To overcome these obstacles the authors introduce two key procedures:

1. Heavy Vertices Removal – The algorithm repeatedly finds balls of radius δ on the sphere that contain many vertices (heavy balls). Cutting off all vertices inside such a ball removes a constant fraction of the total SDP contribution while incurring only a constant factor more cuts in the original graph. By applying this step iteratively, the algorithm eliminates a large portion of the random edges while keeping the total number of removed edges proportional to |E_random|.

2. Damage Control – The SDP solution defines a “skeleton” consisting of short edges of G. The skeleton may not cover the whole graph, and after several iterations some vertices may fall outside it. Damage Control selectively removes vertices not covered by the skeleton, ensuring that the remaining graph still admits a good SDP solution for the next iteration. This step guarantees that the algorithm can continue to make progress even when the skeleton shrinks.

The overall algorithm proceeds in O(log n) phases. In each phase it solves the SDP, classifies edges as short or long, applies Heavy Vertices Removal to cut off dense spherical regions, and then uses Damage Control to prune uncovered vertices. The number of long random edges removed in a phase is at most |E_random|/δ, because each long edge contributes at least δ to the SDP objective, which is bounded by the cost of the planted cut. Summing over all phases yields a total cut size of O(|E_random|) plus an additive term O(n·log³ n) that arises from the SDP value and the overhead of the removal procedures.

The paper compares the PIE model with two well‑studied models:

• Random planted (Stochastic Block) model – Both clusters are random G(n/2, p) graphs and cross‑cluster edges appear independently with probability q < p. In this setting the planted cut can be recovered exactly, but the model assumes strong independence and uniformity.
• Semi‑random model – The intra‑cluster graphs may be arbitrary, but the cross‑cluster edges are still generated independently and an adversary may delete some of them. Recovery of the planted cut is still impossible in general, but algorithms can achieve O(|E_random|) guarantees.

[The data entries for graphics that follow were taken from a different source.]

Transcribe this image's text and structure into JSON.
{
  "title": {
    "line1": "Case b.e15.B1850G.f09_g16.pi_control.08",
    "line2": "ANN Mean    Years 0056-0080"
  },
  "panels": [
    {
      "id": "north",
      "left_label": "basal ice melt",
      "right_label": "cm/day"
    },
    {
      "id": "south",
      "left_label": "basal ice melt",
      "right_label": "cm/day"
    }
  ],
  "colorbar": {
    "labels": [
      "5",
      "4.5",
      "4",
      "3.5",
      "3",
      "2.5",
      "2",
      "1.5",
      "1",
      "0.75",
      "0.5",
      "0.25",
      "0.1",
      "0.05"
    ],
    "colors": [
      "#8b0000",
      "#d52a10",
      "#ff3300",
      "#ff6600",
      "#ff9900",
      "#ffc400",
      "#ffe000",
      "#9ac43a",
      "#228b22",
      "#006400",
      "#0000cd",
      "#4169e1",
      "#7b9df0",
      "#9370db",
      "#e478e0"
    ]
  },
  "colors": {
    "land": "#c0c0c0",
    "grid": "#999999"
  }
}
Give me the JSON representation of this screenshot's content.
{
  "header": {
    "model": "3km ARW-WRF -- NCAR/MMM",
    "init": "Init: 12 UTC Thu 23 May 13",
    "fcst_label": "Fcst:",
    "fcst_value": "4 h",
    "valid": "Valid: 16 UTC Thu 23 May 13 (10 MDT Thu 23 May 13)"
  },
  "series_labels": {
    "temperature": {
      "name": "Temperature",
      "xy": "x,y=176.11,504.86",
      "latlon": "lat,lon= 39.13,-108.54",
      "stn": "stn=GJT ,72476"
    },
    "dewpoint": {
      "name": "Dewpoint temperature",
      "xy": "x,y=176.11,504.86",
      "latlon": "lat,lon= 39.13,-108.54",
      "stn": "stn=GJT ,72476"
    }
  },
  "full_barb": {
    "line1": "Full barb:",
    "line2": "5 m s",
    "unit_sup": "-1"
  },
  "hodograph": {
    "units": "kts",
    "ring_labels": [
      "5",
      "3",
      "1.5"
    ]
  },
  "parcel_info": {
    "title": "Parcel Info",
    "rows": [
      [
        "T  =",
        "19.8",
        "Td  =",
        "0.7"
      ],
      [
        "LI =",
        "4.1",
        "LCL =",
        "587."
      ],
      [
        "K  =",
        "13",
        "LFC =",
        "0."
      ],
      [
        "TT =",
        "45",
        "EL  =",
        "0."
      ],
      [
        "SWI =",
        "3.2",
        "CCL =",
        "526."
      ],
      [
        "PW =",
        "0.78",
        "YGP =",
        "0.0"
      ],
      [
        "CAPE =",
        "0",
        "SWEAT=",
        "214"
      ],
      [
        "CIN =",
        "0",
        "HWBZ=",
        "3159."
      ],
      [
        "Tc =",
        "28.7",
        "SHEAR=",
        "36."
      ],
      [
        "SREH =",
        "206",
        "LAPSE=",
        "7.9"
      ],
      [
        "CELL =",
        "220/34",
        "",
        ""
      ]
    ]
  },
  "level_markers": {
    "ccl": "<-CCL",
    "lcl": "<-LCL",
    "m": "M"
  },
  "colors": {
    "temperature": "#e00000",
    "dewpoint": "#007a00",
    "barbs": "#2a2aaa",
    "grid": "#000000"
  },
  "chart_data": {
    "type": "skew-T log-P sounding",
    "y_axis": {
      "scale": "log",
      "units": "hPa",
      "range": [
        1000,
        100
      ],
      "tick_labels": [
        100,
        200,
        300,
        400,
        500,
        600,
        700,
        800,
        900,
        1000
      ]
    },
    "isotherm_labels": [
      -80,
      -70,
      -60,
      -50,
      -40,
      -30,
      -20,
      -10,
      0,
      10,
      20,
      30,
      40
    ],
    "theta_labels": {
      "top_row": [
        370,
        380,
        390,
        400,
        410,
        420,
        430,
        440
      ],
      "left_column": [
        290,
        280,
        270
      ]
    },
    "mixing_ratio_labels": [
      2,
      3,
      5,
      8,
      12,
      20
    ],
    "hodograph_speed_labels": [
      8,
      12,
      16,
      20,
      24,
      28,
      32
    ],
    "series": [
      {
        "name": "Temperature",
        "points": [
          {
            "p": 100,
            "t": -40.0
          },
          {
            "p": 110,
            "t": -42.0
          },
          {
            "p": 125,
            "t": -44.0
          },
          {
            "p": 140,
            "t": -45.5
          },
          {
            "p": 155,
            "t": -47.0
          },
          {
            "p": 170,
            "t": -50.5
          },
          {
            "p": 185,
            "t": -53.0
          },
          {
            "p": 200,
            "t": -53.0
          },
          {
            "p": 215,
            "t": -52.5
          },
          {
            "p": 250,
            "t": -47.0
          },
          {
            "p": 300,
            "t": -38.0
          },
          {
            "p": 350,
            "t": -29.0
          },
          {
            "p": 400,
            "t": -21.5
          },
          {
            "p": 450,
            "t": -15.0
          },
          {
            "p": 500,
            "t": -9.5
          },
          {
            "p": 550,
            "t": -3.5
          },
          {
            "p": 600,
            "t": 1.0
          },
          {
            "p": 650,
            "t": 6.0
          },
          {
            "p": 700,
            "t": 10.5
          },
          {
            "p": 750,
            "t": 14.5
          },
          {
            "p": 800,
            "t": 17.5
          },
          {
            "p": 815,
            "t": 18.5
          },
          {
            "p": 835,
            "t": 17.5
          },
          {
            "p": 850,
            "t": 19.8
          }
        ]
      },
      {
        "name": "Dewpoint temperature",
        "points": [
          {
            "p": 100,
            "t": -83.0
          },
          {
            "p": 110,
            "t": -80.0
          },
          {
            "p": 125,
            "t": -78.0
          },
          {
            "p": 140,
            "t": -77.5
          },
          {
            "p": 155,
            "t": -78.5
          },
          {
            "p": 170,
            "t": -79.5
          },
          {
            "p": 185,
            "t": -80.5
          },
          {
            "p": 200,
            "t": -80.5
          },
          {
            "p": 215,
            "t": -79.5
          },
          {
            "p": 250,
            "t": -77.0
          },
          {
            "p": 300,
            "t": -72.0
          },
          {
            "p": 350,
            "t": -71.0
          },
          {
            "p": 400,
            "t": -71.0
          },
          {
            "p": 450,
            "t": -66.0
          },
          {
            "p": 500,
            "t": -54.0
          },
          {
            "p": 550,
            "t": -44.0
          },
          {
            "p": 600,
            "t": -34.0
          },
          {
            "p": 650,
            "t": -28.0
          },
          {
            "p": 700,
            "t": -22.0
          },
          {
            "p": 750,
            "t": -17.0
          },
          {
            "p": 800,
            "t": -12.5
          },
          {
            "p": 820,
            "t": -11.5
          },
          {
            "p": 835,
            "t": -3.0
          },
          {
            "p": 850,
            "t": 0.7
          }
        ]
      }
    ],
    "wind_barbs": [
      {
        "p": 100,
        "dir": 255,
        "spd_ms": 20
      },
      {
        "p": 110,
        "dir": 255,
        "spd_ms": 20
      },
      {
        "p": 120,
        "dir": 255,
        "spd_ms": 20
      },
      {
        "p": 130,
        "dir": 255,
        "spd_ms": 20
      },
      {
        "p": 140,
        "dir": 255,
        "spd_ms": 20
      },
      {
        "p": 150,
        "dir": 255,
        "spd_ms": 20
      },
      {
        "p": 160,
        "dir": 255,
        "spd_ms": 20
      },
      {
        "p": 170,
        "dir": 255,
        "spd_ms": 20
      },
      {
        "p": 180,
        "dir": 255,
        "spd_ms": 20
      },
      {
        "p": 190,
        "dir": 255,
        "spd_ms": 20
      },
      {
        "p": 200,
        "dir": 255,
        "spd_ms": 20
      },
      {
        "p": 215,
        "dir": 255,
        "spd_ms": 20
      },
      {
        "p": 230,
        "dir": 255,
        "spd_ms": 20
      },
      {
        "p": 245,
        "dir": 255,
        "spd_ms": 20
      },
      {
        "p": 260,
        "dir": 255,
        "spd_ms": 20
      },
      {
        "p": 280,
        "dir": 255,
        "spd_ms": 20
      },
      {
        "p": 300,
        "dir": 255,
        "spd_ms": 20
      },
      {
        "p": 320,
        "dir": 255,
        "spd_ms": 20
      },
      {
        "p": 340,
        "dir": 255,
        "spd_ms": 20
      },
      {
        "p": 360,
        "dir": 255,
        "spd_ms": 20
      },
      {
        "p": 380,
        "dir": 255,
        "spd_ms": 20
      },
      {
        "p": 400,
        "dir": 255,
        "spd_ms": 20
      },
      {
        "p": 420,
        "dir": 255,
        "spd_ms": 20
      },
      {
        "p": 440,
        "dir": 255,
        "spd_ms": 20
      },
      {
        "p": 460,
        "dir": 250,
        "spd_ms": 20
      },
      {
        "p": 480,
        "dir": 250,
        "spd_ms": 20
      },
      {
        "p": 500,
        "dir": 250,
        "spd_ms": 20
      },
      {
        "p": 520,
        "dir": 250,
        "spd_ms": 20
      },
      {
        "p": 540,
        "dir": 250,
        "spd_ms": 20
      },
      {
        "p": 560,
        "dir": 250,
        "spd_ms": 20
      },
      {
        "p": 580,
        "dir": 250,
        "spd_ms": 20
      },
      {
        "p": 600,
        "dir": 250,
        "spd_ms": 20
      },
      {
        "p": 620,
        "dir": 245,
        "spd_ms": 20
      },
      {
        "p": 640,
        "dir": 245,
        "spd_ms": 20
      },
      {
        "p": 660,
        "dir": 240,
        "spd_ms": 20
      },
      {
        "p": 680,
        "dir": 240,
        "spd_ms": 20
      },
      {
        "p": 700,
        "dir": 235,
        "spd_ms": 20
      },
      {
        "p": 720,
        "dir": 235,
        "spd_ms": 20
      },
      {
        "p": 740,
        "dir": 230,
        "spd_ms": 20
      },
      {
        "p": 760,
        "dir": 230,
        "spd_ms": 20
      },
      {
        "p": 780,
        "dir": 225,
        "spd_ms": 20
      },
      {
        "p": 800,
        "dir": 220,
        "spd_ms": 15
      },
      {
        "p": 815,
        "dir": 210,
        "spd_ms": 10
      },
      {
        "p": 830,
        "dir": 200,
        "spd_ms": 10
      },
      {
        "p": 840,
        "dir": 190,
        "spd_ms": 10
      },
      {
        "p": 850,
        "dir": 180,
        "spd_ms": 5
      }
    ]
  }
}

The PIE model strictly generalizes both: intra‑cluster graphs are arbitrary, and the cross‑cluster edges come from any permutation‑invariant distribution, allowing dependencies, large bicliques, and complex structures. Consequently, exact recovery of the planted cut is information‑theoretically impossible, yet the authors show that a constant‑factor approximation is achievable under mild density conditions on the random edges.

The authors also discuss practical motivations. In clustering with noisy similarity measurements, the true intra‑cluster similarities form a structured graph (E_G) while measurement errors produce noisy cross‑cluster edges (E_random) that are plausibly permutation‑invariant. In social networks, local ties (friends, family) correspond to E_G, whereas global ties (co‑authorship, online follows) correspond to E_random. The PIE model captures the independence of these tie types and the lack of label information, making the algorithm applicable to real‑world network partitioning tasks.

Finally, the paper outlines future directions: extending the techniques to other graph partitioning problems (e.g., sparsest cut, multi‑way cuts), tightening the hidden constants and logarithmic factors, and exploring whether similar semi‑adversarial models can yield stronger guarantees for other combinatorial optimization problems. The work demonstrates that by carefully blending SDP relaxations with geometric removal procedures, one can obtain robust approximation guarantees even in highly adversarial, semi‑random environments.